A new Virginia law written to protect the state's businesses from "creeping takeovers" by corporate raiders is in danger of being thrown out by the courts in its very first test.
Unless the Fourth U.S. Circuit Court of Appeals overturns a Labor Day weekend ruling by a federal judge in Richmond, the Virginia takeover statute will join similiar laws from other states on the judicial junkpile.
It will then be clear that federal lawmakers rather than state legislators are writing the rules of corporate gamesmanship, and the states have little power to protect local businesses from unwelcome advances.
Passed earlier this year and put into effect only July 1, the Virginia law attempted to write the state's own definition of a "takeover" attempt. By Virginia's definition, anyone who buys 10 percent of a company is trying to take over a Virginia company must comply with strict state rules.
The challenge to the law is coming from a controversial Chicago conglomerate that already owns 9.9 percent of American Furniture Co. of Martinsville, and wants to buy more.
The Chicago firm, Telvest Inc., apparently knew nothing of the Virginia law, which had not yet gone into effect when Telvest began buying American of Martinsville stock in a series of open market transactions.
In June, after spending about $600,000 to buy 7 percent of American's stock, Telvest filed notice with the federal Securities and Exchange Commission of its purchases and its intent to keep buying stock until it acquired at least 20 percent. Telvest said it not only wanted to have a voice in American's management, but also wanted to be able to report a proportionate share of American's profits as its own. That's permitted when one corporation owns 20 percent of another.
Telvest kept to its game plan, buying American shares on the American Stock Exchange until it had spent about $1.5 million. Then last month Telvest received a copy of the new state law from the Virginia State Corporation Commission along with a letter that Telvest attorneys interpreted as a warning that law applied to them.
Telvest promptly sued, demanding a temporary restraining order to block enforcement of the law. After two weekend hearings, U.S. District Court Judge Robert Merhige, Jr. issued a preliminary injunction barring the SCC from enforcing the law. Judge Merhige delayed enforcement of his order until next Saturday to give the state a chance to appeal.

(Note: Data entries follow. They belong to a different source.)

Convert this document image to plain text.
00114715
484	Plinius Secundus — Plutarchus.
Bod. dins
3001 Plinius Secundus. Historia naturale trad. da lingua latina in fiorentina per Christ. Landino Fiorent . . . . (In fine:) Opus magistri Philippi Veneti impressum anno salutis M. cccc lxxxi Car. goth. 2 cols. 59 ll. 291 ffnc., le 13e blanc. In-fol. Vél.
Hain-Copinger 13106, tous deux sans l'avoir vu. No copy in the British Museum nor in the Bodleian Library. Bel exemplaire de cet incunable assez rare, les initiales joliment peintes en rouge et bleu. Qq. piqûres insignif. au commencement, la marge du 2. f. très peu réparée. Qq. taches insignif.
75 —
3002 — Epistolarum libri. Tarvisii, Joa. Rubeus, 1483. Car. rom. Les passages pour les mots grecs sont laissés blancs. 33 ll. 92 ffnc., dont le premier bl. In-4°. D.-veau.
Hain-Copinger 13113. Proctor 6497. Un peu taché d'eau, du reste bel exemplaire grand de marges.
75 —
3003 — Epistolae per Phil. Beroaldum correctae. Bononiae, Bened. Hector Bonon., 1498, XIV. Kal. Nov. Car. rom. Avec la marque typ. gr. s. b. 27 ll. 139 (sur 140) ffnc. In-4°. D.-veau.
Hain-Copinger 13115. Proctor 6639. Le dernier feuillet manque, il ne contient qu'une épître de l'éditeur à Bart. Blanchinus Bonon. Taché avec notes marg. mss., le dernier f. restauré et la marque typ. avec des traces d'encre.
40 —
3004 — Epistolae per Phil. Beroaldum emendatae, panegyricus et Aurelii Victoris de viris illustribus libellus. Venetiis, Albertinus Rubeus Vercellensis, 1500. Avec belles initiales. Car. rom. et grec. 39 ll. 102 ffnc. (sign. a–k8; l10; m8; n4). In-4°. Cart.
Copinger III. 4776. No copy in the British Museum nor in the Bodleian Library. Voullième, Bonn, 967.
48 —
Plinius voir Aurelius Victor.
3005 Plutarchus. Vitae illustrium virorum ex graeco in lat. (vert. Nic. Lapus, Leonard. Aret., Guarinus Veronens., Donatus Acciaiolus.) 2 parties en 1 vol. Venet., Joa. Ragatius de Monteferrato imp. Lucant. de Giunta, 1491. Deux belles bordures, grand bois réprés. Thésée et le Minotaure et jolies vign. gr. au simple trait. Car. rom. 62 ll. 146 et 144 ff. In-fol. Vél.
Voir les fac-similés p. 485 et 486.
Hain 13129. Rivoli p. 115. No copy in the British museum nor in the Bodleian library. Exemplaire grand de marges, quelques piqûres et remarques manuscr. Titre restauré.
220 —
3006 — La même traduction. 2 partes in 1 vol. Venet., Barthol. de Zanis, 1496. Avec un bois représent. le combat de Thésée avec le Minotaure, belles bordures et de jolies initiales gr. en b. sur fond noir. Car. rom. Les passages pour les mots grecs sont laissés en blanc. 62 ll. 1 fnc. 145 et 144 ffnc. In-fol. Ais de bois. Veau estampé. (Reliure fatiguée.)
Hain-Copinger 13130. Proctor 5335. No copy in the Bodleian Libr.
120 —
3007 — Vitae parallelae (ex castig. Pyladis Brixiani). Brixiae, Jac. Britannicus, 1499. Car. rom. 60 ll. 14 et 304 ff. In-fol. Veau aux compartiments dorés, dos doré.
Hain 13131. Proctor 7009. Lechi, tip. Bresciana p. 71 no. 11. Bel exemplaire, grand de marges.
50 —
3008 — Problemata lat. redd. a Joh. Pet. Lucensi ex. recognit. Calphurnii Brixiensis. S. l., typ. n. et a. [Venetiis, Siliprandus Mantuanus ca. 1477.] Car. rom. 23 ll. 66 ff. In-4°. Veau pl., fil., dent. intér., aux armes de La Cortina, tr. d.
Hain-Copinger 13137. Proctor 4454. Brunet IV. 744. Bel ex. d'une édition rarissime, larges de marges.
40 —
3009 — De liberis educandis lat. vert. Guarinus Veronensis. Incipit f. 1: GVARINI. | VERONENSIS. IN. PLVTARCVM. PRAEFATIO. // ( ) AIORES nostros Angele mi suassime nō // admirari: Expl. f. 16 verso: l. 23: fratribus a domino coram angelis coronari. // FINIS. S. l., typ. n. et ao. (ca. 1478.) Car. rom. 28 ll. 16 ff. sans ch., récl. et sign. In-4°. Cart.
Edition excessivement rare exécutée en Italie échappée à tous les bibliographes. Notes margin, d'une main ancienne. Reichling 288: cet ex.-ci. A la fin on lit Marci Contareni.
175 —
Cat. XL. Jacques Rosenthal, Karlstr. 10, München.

Earlier rulings by Judge Merhige were a prime motivation for Virginia legislature in amending its state takeover law this year to try to block unfriendly assaults on the commonwealth's corporations. Two years ago, Merhige refused to grant a federal injunction asked by Universal Leaf Tobacco Co. of Richmond which was fighting an unfriendly takeover by Congoleum Inc. of Milwaukee.

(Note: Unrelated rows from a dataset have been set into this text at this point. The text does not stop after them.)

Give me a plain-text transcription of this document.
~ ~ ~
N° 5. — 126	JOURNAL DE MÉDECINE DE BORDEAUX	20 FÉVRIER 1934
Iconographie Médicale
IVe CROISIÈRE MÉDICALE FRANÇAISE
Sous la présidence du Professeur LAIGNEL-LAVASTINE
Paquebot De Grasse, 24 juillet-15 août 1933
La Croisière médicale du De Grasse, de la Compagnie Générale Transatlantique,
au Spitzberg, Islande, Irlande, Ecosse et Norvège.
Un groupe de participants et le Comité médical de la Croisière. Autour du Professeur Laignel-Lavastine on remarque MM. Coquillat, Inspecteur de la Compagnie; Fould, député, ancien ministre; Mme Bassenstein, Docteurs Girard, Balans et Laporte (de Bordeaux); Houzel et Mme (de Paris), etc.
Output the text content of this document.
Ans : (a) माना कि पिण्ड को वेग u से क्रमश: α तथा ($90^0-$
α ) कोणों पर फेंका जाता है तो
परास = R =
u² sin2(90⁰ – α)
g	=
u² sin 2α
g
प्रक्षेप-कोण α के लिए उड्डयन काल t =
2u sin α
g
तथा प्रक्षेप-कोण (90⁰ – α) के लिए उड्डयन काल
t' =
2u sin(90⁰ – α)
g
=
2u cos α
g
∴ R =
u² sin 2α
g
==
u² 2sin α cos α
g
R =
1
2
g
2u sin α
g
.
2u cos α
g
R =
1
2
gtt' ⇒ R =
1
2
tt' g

Attempting to give Virginia corporations a law that would protect them when the federal courts would not, the legislature last spring wrote in the 10-percent rule.
Once a company buys 10 percent of a Virginia corporation, it can only buy more by complying with the state's complex takeover law. Unlike federal laws, the Virginia takeover rules do not exempt purchases of stock on the open market.

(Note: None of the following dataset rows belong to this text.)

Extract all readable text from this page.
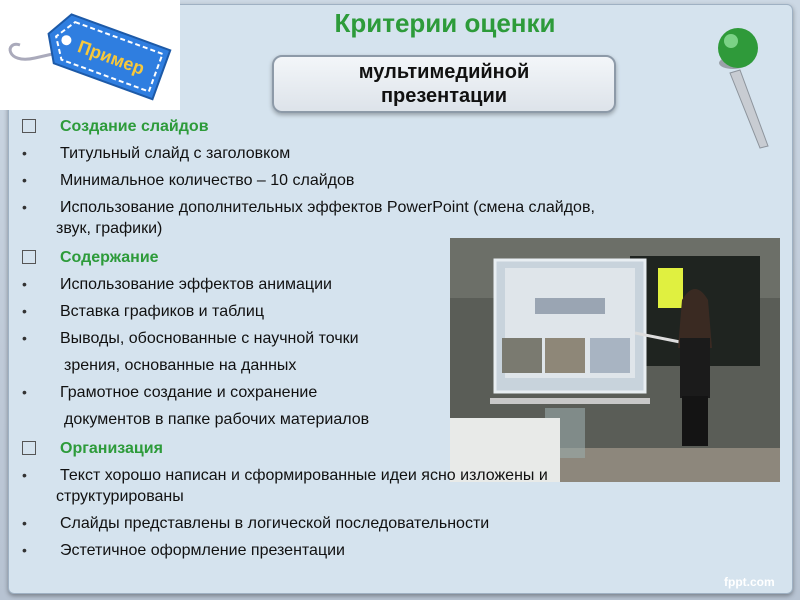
Пример
Критерии оценки
мультимедийной
презентации
Создание слайдов
•	Титульный слайд с заголовком
•	Минимальное количество – 10 слайдов
•	Использование дополнительных эффектов PowerPoint (смена слайдов,
звук, графики)
Содержание
•	Использование эффектов анимации
•	Вставка графиков и таблиц
•	Выводы, обоснованные с научной точки
зрения, основанные на данных
•	Грамотное создание и сохранение
документов в папке рабочих материалов
Организация
•	Текст хорошо написан и сформированные идеи ясно изложены и
структурированы
•	Слайды представлены в логической последовательности
•	Эстетичное оформление презентации
fppt.com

In Virginia, open market purchases above the 10 percent threshold are limited to an additional one percent every six months. At that rate, it would take another five years for Telvest to meet its target of 20 percent of American.
Most other state takeover laws have been declared unconstitutional by federal judges on the grounds that federal authority over interstate commerce is supreme. Telvest however, is challenging only the limitation on open-market purchases.
That provision, however, is the teeth of the Virginia law.
Telvest is no stranger to the corporate infighting that the Virginia law was meant to prevent. An obscure Chicago conglomerate whose holdings have included a used-car auction, a medical supply company and a small bank, Telvest and its affiliates have been involved in half a dozen messy takeover fights.
In June, the company and its president and chief majority shareholder, Clyde W. Engle, were charged by the Securities and Exchange Commission in three separate cases with violating federal laws in previous acquisitions. Those cases are still pending.